Foto: dpa/Christoph Soeder

Zurück im Blitzlichtgewitter. Bis Dienstagmorgen neun Uhr war Norbert Röttgen „nur“ ein respektabler Außenpolitiker, gern gesehen in Talkshows und auf internationalen Konferenzen, aber selten noch umringt von vielen Fotografen und Kameraleuten. Eine Mail an die amtierende Vorsitzende Annegret Kramp-Karrenbauer hat das schlagartig geändert. Jetzt wird alles noch komplizierter bei der CDU. Zumal es offenbar immer mehr werden, die den Chefsessel im Konrad-Adenauer-Haus wollen.

Norbert Röttgen bewirbt sich um den Parteivorsitz. Das teilte er AKK erst schriftlich, dann in einem kurzen Telefongespräch mit. Gegen Mittag folgte sein Auftritt vor der Bundespressekonferenz. Und die große mediale Resonanz genoss der 54-Jährige sichtlich: Kopf nach oben, selbstbewusste Körperhaltung, ein freundliches Lächeln in jede Linse. Fast wie früher, als Röttgen noch ein Mann der ersten Reihe in der Union gewesen ist.

Bundesumweltminister, CDU-Chef in Nordrhein-Westfalen, sogar als potenzieller Nachfolger Angela Merkels wurde er gehandelt – „Muttis Klügster“ und „Muttis Bester“ nannte man ihn. Bis Röttgen das alles 2012 vermasselte. Damals widersetzte er sich dem Willen der Kanzlerin, als CDU-Spitzenkandidat bei den NRW-Landtagswahlen sein Amt als Bundesumweltminister aufzugeben und nach Nordrhein-Westfalen zu wechseln. Die Wahl verlor er deutlich, fast 13 Punkte lagen zwischen seiner CDU und der SPD von Ministerpräsidentin Hannelore Kraft. Und Merkel warf ihn raus. Das ist vor ihm und nach ihm keinem Minister passiert. Kurz danach verlor er auch noch seinen Posten als CDU-Vize.

Es war der große Knick in seiner Karriere. Hinfallen und wieder aufstehen – „ich würde sagen, dass beides wichtig ist für die Übernahme großer Verantwortung“, so Röttgens Fazit im Nachhinein.

Röttgen hat sich wieder aufgerappelt im politischen Berlin, 2014 übernahm er den Vorsitz im Auswärtigen Ausschuss. Seither ist er ein vielgefragter Experte, der für seine russlandkritische Haltung und als Amerika-Freund bekannt ist. In der Union wurde er immer wieder als Kandidat für das Außenministerium gehandelt, doch nach der Bundestagswahl 2017 fiel das Auswärtige Amt in den Verhandlungen um eine große Koalition an die SPD.
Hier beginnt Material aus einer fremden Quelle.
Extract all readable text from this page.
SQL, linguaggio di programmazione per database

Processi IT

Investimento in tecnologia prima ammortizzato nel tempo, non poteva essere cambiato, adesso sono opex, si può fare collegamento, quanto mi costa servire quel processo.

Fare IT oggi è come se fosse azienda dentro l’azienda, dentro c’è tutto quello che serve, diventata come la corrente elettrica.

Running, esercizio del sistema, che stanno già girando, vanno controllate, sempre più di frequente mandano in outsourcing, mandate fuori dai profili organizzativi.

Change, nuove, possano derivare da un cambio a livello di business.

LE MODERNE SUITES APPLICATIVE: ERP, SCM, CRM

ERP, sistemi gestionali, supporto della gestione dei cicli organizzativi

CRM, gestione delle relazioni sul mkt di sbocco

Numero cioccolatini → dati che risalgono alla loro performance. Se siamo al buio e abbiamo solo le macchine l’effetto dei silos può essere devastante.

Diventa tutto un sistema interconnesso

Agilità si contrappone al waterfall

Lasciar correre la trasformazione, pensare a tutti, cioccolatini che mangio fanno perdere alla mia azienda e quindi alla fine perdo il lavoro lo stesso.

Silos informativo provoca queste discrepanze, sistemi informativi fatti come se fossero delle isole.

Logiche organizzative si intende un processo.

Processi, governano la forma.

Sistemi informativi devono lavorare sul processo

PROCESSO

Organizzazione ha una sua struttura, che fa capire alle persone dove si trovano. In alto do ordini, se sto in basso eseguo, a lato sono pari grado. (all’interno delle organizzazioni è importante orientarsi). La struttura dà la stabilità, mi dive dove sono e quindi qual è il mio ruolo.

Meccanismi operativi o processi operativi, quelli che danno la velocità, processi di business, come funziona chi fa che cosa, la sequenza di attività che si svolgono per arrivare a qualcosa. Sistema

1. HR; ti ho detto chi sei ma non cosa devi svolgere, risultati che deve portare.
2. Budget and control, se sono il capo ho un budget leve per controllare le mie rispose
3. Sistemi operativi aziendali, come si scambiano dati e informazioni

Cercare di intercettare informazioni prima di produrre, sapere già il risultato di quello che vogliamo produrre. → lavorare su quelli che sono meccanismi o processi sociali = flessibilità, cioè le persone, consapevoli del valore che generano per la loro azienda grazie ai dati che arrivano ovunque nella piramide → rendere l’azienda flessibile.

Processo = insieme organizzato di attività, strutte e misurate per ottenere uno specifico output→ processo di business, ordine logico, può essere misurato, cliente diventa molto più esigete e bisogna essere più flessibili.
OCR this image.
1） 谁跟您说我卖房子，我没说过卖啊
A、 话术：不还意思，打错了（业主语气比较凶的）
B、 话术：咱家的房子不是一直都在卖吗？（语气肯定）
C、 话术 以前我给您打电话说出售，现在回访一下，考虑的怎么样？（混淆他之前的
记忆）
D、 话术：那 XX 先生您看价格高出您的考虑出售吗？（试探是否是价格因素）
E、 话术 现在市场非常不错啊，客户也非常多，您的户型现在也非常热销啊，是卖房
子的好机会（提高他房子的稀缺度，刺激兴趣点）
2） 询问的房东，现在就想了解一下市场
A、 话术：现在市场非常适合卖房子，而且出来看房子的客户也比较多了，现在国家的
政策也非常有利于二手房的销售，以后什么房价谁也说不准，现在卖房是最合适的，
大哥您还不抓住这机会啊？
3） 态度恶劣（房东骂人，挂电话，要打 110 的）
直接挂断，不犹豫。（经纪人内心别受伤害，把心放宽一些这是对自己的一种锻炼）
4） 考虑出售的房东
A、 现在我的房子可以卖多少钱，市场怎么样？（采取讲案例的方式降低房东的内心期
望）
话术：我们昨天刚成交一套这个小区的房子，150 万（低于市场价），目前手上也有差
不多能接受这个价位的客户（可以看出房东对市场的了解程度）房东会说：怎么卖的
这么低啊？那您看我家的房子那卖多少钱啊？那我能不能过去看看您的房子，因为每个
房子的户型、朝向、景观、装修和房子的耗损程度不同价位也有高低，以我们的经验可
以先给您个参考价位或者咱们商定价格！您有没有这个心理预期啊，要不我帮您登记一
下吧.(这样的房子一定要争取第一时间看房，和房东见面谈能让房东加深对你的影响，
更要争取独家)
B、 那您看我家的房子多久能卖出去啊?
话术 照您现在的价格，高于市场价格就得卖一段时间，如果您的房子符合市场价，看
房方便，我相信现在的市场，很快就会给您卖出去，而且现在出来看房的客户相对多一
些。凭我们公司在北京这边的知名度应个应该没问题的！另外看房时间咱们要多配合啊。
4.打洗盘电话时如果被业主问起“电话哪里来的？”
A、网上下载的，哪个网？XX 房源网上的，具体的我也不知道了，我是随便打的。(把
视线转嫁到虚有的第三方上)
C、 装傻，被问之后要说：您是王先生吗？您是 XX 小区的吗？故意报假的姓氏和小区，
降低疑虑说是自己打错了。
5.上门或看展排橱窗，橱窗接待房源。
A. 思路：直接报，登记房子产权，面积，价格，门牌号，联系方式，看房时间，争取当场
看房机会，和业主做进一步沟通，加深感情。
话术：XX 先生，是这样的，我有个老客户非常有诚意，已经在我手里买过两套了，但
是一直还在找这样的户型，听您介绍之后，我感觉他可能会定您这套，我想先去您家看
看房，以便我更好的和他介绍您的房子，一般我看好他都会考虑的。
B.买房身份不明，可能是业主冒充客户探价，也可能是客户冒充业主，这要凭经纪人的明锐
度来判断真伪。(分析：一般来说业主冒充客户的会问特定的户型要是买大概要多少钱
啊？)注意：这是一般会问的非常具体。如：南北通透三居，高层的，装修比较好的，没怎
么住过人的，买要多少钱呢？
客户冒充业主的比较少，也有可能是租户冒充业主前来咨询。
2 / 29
Nun will der Jurist mehr. Er sei nicht der vierte Kandidat, sondern der erste, weil kein anderer bisher seine Kandidatur erklärt habe, betonte Röttgen selbstbewusst. In der Tat, weder Friedrich Merz, mit dem sich AKK am Dienstag eine Stunde lang beriet, noch NRW-Ministerpräsident Armin Laschet und Gesundheitsminister Jens Spahn haben ihre Kandidatur bisher öffentlich gemacht. Sie gelten daher in der Parteizentrale als „Interessenten“.

Insgesamt gibt es bereits drei offizielle Bewerber

Zudem wurde am Dienstag aus dem Konrad-Adenauer-Haus noch einmal bestätigt, dass es im Moment drei offizielle Bewerber gebe: „Neben Norbert Röttgen haben sich zwei weitere CDU-Mitglieder schriftlich beworben.“ Diese Namen blieben aber vertraulich, „solange sich die Bewerber nicht selbst äußern“.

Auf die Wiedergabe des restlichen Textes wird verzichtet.